Il s'agitait du mieux qu'il pût, souhaitant passer très aperçu, alentour en effet les clients le regardaient. J'ai peine à le croire, pensait Paul dissimulé derrière une pyramide de gels. Il avait reconnu, de loin, la haute voix du jeune homme du côté des parfums, survolant les effluves; il avait eu peur. Quand même il s'était approché, dissimulé, avait identifié la silhouette sous le manteau, suivi le dialogue avec le chef de rayon puis, l'effet Gonzales jouant à plein, suivi Toon lui-même. Toon était très facile à suivre dans le grand magasin. C'est peut-être idiot de le suivre, pense Paul. Maïs c'était encore plus facile hors du grand magasin.

Toon traverse le boulevard Haussmann. Paul ne le perd pas de vue le long des rues de Rome puis de Leningrad au bout de quoi s'élève, au seuil des Batignolles, Saint-André-d'Antin. Toon entre dans l'église; Paul entre à son tour, un moment après. Cela sent la stéarine, le granit frais, pas du tout l'encens ni le désinfectant, l'orgue ne ronfle pas dans le silence extraterrestre. Il n'y a personne ici qu'un homme abîmé en prière contre un pilier du fond et une vieille dame en tailleur muraille, fondue dans le transept. Toon n'est pas visible. Bientôt la vieille dame se dégenouille et signe, elle sort sans regarder Paul. C'est encore plus vide. Puis c'est rapide.

Plankaert retire ses mains de son visage, se détache du pilier, s'approche de Paul qui recule et perçoit aussitôt un contact dur entre deux de ses vertèbres. Sans doute connecté à ce contact, le souffle de Toon lui parvient de tout près derrière son épaule. Plankaert s'approche encore, peiné mais résolu, mimique d'huissier; d'abord il confisque le sac en plastique, avec les chaussures neuves dedans. Ce sac contient ensuite la tête de Paul. Non disjoint de celle-ci, son corps ligoté gît sous une couverture à l'arrière du 4 x 4, qui roule. A l'avant, Toon examine les cols requins; trop grands, et trop petits pour Plankaert.

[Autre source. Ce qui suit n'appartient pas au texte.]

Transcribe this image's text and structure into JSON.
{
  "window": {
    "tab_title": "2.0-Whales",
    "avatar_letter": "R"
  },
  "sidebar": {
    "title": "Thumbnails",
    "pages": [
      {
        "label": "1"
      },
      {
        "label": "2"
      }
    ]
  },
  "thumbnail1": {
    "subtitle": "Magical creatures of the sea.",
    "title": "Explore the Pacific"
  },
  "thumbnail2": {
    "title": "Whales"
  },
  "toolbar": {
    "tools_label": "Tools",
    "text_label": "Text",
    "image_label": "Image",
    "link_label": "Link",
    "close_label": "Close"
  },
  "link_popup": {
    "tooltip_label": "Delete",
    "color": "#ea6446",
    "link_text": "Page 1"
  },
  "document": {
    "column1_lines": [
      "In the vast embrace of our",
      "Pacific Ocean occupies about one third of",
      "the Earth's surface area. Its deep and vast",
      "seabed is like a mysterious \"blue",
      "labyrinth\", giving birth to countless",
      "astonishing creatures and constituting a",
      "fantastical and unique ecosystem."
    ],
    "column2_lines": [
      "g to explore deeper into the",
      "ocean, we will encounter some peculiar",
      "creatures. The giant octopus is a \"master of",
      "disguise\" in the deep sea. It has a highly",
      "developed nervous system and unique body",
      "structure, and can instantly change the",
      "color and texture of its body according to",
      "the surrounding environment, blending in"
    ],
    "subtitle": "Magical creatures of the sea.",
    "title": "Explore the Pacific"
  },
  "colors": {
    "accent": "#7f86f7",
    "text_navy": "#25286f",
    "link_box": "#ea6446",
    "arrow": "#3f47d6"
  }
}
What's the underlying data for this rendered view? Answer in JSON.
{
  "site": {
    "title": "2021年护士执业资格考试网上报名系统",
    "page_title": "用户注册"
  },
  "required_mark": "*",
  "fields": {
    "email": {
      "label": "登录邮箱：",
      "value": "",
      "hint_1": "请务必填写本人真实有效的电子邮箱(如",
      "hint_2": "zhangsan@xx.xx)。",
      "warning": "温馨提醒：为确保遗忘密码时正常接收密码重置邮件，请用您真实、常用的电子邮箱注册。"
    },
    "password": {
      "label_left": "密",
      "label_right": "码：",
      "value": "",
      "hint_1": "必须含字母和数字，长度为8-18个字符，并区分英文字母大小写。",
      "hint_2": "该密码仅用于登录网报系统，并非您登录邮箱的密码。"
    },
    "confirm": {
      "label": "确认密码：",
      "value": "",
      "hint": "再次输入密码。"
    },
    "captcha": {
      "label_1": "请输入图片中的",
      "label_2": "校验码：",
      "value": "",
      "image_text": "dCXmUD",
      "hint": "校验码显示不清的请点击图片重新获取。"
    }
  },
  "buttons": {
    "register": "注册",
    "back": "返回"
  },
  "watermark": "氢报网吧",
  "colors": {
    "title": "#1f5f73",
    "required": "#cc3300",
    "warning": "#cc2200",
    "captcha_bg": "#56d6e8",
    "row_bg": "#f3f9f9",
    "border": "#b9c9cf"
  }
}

La voiture enfin s'arrête, on fait descendre Paul, toujours la tête dans le sac. Quand on a coupé le moteur, c'est un autre silence qu'à l'église, plein de ciel frotté d'oiseaux. On guide Paul sur un terrain souple, irrégulier. On s'arrête puis on pousse une porte, derrière laquelle ronronnent une musique à bas bruit et un fort souffle égal, haché de sifflements. Il dort, fait doucement Toon, qu'est-ce qu'on fait. Eteins ça, chuchote Plankaert, ensuite on le monte. Trois pas, la musique meurt, ensuite on pousse et tire Paul, il sent que c'est vertical, il tente de se représenter les lieux.

Toon et Plankaert le hissèrent dans le réservoir, l'y déposèrent sur le flanc, toujours empêché de tout par sa cagoule et ses liens. Justine les regarda faire, les brûleurs de butane à ses pieds veillaient l'autel d'une déité boudeuse, on lui jeta un coup d'oeil réglementaire avant de refermer la trappe. On redescendit, sans faire de bruit en passant près de Van Os toujours en sommeil.

– On attend, dit Plankaert une fois qu'on fut ressorti. On ne le réveille pas, ça l'énerverait, déjà que. J'aime autant qu'il se repose, qu'il voie Bergman après.

Ils firent le tour du château d'eau, sans se hâter. Le vent de temps à autre envisageait de se lever, se rendormait un peu, puis il s'étira sérieusement, bâilla des souffles épars, contradictoires, sous lesquels se nuançaient les couleurs des cultures: les céréales versant par masses leur tête lourde, plus claire sur l'avers, formaient de longues taches molles, mobiles, qui déclinaient en se déformant le mode chlorophyllien. C'est joli, dit Toon. Oui, dit Plankaert, c'est imposant. Mais alors des cris retentirent à l'intérieur de l'édifice, des cris de fureur ou de douleur, peut-être des deux; les deux hommes coururent vers la porte.

Les cris provenaient du réservoir. Eveillé en sursaut, Van Os se tenait écarquillé sur son séant.